- Film poster
- Directed by: Kensuke Sonomura
- Written by: Yugo Sakamoto
- Produced by: Doris Pfardrescher; Yūsuke Suzuki; Hiroyuki Takase; Kotaro Fujiyama; Riku Tsunoda; Eiichi Sugaya;
- Starring: Akari Takaishi; Mario Kuroba; Masanori Mimoto;
- Cinematography: Moritada Iju
- Edited by: Kensuke Sonomura; Takehiko Tsunekawa;
- Music by: Nobuhiko Morino
- Production companies: Rights Cube; MINY MIX CREATIVE; TV Tokyo; TRUSTAR;
- Distributed by: Well Go USA Entertainment (US)
- Release dates: September 19, 2024 (Fantastic Fest); April 11, 2025 (Japan);
- Running time: 105 minutes
- Country: Japan
- Language: Japanese

= Ghost Killer =

Ghost Killer (ゴーストキラー, Gosuto Kira) is a 2024 Japanese action comedy fantasy film directed by Kensuke Sonomura. The story follows a teenager who becomes connected to the ghost of a hitman and finds herself entangled in the man's dangerous past.

==Background and development==
Prior to making Ghost Killer, Yugo Sakamoto and Kensuke Sonomura worked together on the Baby Assassins film and television series of action comedies, with Sakamoto scripting and directing and Sonomura handling the action. For Ghost Killer, Sonomura took over as the director while Sakamoto scripted the film. The lead actress is Akari Takaishi who also appeared in the Baby Assassins franchise.

==Release==
Ghost Killer premiered at the 2024 Fantastic Fest. It later played at other film festivals, including Beyond Fest and Sitges International Fantastic Film Festival. It was released on April 11, 2025 in Japan.

==Reception==
Mark Schilling of The Japan Times said that the film land gags solidly and that its action scenes were brought together with a high level of skill. However, Schilling also wrote that the various plot turns were "all-too familiar, if not quite AI-generated dreck."

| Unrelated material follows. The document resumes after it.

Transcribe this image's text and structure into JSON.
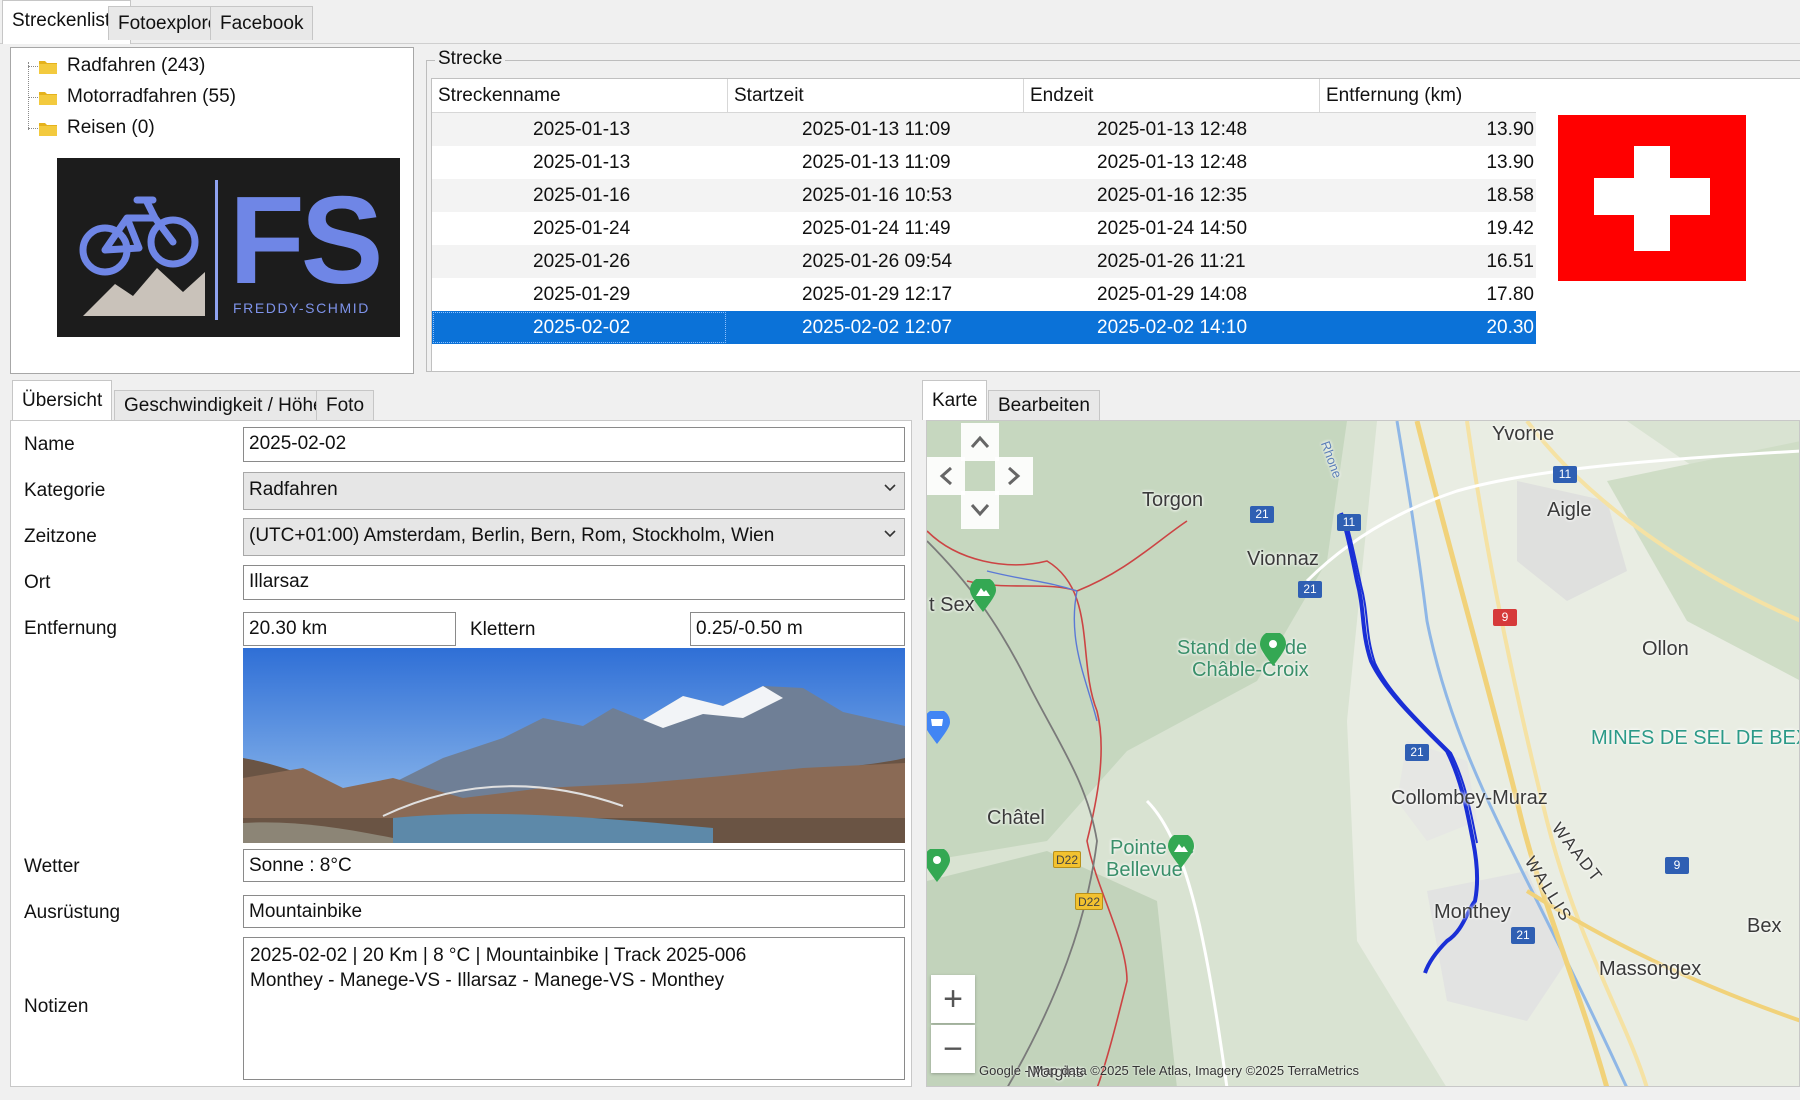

James Perkins of Starburst complimented the fight choreography as being "refreshingly tangible. Rather than burying everything under frantic editing, the camera actually lets performers move", which he concluded as giving it "flashes of the balletic brutality of John Wick, but with scrappier, more playful energy." Perkins found that what elevated Ghost Killer was its "unexpected humanity". He stated that, "The relationship between Fumika and Kudo shifts from revenge to a closer understanding", and that the film "even slips in a light but pointed commentary on toxic masculinity and social apathy."

Leslie Felperin of The Guardian commented that the film felt "targeted more at a masc-centric audience", but complimented that Sakamoto's script hinges on key scenes where women's right to not be degraded and injured by men are championed. The review also complimented that Fumika spends most of the film in tracksuit trousers, a puffer coat and a knitted beanie instead of "some kind of nymphet-adjacent outfit designed to titillate viewers."